Thursday, June 18, 2009

Nava on Drugs (As in the War on Drugs, Not in the Sense that He Consumed Them Before the Interview)

Interesting stuff in a Poder interview with César Nava:
Do you believe that the war against drug traffickers is being won? Is it possible to win a war against drug traffickers with this strategy?
One of the complexities of this war is to agree on the indicators to determine who is winning. There are those who have suggested as an indicator the number of deaths from violence unleashed by the war. There are those who have suggested the international price of drugs, particularly in the United States, to measure the impact on supply. I think that the correct measurement, the correct measurement to verify if we are winning the war or not is the territorial measurement. Because precisely the logic of [our] operations is territorial. Recover for the Mexican state the total control of the portions of territory that have been left in the hands of organized crime.

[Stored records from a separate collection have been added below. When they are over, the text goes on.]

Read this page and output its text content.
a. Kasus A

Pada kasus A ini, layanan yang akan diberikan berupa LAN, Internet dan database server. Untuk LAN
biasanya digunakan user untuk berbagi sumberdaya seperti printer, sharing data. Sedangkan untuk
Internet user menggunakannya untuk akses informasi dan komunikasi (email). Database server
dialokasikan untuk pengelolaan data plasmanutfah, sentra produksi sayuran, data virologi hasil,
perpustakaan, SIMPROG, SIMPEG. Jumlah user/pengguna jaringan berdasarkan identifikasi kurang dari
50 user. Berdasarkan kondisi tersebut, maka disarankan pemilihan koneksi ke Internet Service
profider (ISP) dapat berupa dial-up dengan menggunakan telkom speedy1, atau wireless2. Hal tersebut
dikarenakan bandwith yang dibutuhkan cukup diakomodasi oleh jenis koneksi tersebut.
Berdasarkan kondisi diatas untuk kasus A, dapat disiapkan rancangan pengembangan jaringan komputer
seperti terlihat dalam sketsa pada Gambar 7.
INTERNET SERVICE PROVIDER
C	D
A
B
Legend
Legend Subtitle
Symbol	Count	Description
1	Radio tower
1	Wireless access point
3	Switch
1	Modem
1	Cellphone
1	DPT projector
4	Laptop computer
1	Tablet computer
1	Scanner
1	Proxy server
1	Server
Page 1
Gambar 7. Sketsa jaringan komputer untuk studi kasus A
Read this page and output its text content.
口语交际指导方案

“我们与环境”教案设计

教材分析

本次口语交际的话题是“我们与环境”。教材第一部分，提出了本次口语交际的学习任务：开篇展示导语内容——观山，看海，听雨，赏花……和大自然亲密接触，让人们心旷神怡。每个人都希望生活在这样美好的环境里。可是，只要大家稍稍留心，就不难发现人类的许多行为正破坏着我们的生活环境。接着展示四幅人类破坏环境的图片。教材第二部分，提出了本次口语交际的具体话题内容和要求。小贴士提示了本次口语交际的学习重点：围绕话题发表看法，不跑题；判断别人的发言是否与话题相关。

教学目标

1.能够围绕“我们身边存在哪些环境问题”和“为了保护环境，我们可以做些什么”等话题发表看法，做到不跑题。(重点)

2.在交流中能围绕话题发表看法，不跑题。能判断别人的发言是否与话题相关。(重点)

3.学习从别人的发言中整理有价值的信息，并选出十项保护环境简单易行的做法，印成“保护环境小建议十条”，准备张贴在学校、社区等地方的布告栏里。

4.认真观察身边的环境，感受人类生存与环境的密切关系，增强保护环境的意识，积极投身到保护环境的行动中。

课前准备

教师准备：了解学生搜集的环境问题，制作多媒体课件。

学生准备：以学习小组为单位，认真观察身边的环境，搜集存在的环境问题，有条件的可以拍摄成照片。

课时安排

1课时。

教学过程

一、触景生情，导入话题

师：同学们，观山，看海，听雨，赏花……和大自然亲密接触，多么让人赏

This is an important observation. Mexico's success in the war on drugs cannot be measured simply by the number of deaths, any more than we were winning Vietnam based on the number of NVA dead. Furthermore, as far as the threat presented to the state by drug traffickers, territory probably is more important than the number of those killed, at least long as the murder rate remains relatively low. But then Nava takes the argument a little to far:
If we use this criteria we are winning the war. Wherever the police and the army are working in concert, the Mexican state has recovered for itself the complete territorial control and the consequence is the cockroach effect. The cartels are shifting territorially. We see that is clearly the case in Nuevo León, how they have returned to Tamaulipas. We see it in Sinaloa, how they have retrenched themselves toward Baja California. And we'll see it again in Baja California once the operation there ripens. It seems to me, on the other hand, that the increase in violence and the cruelty of the violent demonstration will continue as the territory in control of the narco continues dropping. This is absolutely logical. With less territory in dispute, more violence in the war between the cartels.
If we unpack that, he's saying that an increase in violence in and of itself means that the government is winning. It's one thing to say that increases in violence aren't necessarily signs that the government is being overwhelmed, quite another to essentially argue that record numbers of drug deaths are a positive sign. That certainly wasn't the argument the government was pushing when it was bragging up the drops in violence in Juárez, Culiacán, and Tijuana. According to the Excélsior tally, Mexico's on pace for a slightly lower number of deaths in 2009 than in 2008. Does that mean that the government has gone backwards in its fight for territory?